Question

Calculate the number of shops corresponding to class interval 30-40 of the following distribution.

Profit per shops	0-10	10-20	20-30	30-40	45-50	56-60
Number of shops	12	18	27	?	17	6

Answer 1

Hint: Here, we will use the step-deviation method of finding the Mean. We will find the Class marks or the midpoint and then the deviation from midpoint, sum of frequencies, and the sum of the product of frequencies and their respective class marks. Substituting these in the formula of Mean, we will find the missing value of the frequency $f$. Mean is actually the average of the given numbers.

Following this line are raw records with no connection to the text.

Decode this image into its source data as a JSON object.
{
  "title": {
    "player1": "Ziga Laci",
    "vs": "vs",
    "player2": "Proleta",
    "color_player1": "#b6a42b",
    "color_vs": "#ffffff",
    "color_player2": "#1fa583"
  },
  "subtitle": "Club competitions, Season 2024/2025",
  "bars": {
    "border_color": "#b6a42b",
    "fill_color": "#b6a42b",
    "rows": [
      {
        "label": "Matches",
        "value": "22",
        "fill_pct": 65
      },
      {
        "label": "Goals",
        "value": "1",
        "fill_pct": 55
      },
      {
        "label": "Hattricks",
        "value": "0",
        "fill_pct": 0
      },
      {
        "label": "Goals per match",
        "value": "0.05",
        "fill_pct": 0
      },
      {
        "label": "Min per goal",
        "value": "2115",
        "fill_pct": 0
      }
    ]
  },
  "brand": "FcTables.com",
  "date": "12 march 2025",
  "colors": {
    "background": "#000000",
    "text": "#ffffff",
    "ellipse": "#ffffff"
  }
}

Complete step-by-step answer:
According to the question,
We are given the mean profit per shop and we are required to find the missing frequency $f$.
We will use the step-deviation method to find the mean of this question.
According to this method, we will find the midpoint of the given class intervals.
Also, let $a = 25$and here, width of class, $h = 10$
Mid-point or \[m\] is equal to the sum of lower limit and upper limit divided by 2.
Hence, we will draw the following table:

Profit per shops	Number of shops${f_i}$	Mid-Point${x_i}$	Deviation${u_i} = \dfrac{{{x_i} - 25}}{{10}}$	${f_i}{u_i}$
0-10	12	$\dfrac{{0 + 10}}{2} = \dfrac{{10}}{2} = 5$	$\dfrac{{5 - 25}}{{10}} = \dfrac{{ - 20}}{{10}} = - 2$	$12 \times - 2 = - 24$
10-20	18	$\dfrac{{10 + 20}}{2} = \dfrac{{30}}{2} = 15$	$\dfrac{{15 - 25}}{{10}} = \dfrac{{ - 10}}{{10}} = - 1$	$18 \times - 1 = - 18$
20-30	27	$\dfrac{{20 + 30}}{2} = \dfrac{{50}}{2} = 25$	$\dfrac{{25 - 25}}{{10}} = 0$	$27 \times 0 = 0$
30-40	f	$\dfrac{{30 + 40}}{2} = \dfrac{{70}}{2} = 35$	$\dfrac{{35 - 25}}{{10}} = \dfrac{{10}}{{10}} = 1$	$f \times 1 = f$
40-50	17	$\dfrac{{40 + 50}}{2} = \dfrac{{90}}{2} = 45$	$\dfrac{{45 - 25}}{{10}} = \dfrac{{20}}{{10}} = 2$	$17 \times 2 = 34$
50-60	6	$\dfrac{{50 + 60}}{2} = \dfrac{{110}}{2} = 55$	$\dfrac{{55 - 25}}{{10}} = \dfrac{{30}}{{10}} = 3$	$6 \times 3 = 18$
Total:	$\sum {{f_i} = } 80 + f$			$\sum {{f_i}{u_i} = } 10 + f$

Also, we know that the formula of Mean by step-deviation method $ = a + \dfrac{{\sum {{f_i}{u_i}} }}{{\sum {{f_i}} }} \times h$
Hence, we have calculated the total i.e. $\sum {{f_i} = } 80 + f$ and $\sum {{f_i}{u_i} = } 10 + f$
Mean $ = 25 + \dfrac{{10 + f}}{{80 + f}} \times 10$…………………………$\left( 1 \right)$
But according to the question,
 Mean $ = 28$
Substituting this in equation $\left( 1 \right)$, we get
$ \Rightarrow 28 = 25 + \dfrac{{10 + f}}{{80 + f}} \times 10$
Subtracting 25 from both sides, we get
$ \Rightarrow 3 = \dfrac{{100 + 10f}}{{80 + f}}$
Taking the denominator from RHS to LHS, we get
$ \Rightarrow 3\left( {80 + f} \right) = 100 + 10f$
$ \Rightarrow 240 + 3f = 100 + 10f$
Solving further, we get
$ \Rightarrow 7f = 140$
Dividing both sides by 7, we get
$ \Rightarrow f = 20$

Hence, the required value of missing frequency $f$ is 20.

Note:
It is usually stated as the sum of the observations divided by the total number of observations. In this question as well, we have multiplied the frequencies by the class marks which actually represent the marks of the whole class falling in that particular frequency. By adding all the products of the frequencies and the class marks, we actually find the ‘sum of observations’. And finally, when we divide this by the sum of frequencies, we get our required mean as the sum of frequencies gives us the total number of observations. Hence, no matter which formula is being used in which question, the root technique and meaning remains the same.